Doorway behavior
Since we’re currently short a car, I’ve been getting rides to and from work from Pat and occasionally Tadpole. At the end of the day, if my ride is late, I wait just inside an airlock with heavy doors, one side of which is equipped with electric motors for opening the doors, for handicapped access.
I have noticed a strict division along gender lines in how people use the doors. For example, men, no matter how heavily burdened, seem never to use the electric doors. I have seen men laden with briefcases, armloads of books, lunchboxes, and the occasional umbrella who, in spite of being able to get the door to open itself with a mere tap of a hip or elbow on the door button, will still go through the non-electric door instead. They have to go through all sorts of difficult maneuvers – have you ever seen someone do a kung-fu kick while carrying 40 pounds of books and a briefcase? On occasion, when I’ve seen a heavily burdened man approaching the door, I will push the button for him, but he still won’t go through the electric door.
Women, on the other hand, seem to have more common sense. I’ve never seen a woman with an armload of books and papers go through the non-electric door, unless someone else was holding it open for her. Even with relatively light loads, or with a piece of wheeled luggage to haul the books and papers, women take advantage of the ease of the electric door. It can be hard to open those heavy doors manually when one is towing a “trailer” – swing the door open wide, and then quickly pull the suitcase through before the door shuts.

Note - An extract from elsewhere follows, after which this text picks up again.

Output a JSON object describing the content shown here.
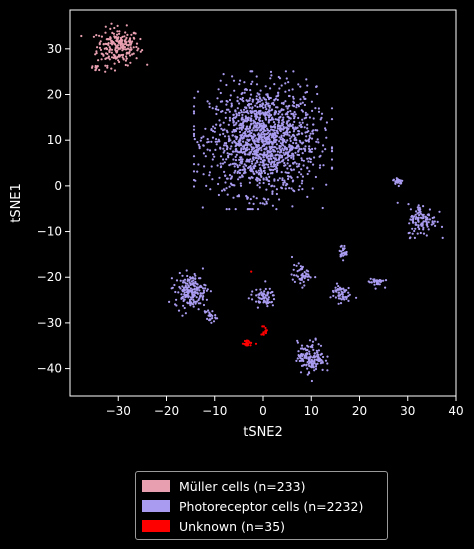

So I’m left wondering why there is such a difference in how men and women use the door. Men’s approach just doesn’t make any sense to me. Sure, non-disabled people shouldn’t park in handicapped parking spaces, but that’s because when able-bodied people park there, the space is no longer available for those who need it. Using the electric door doesn’t deprive disabled people of it, so I can’t see any reason for not using it, if doing so makes one’s life easier.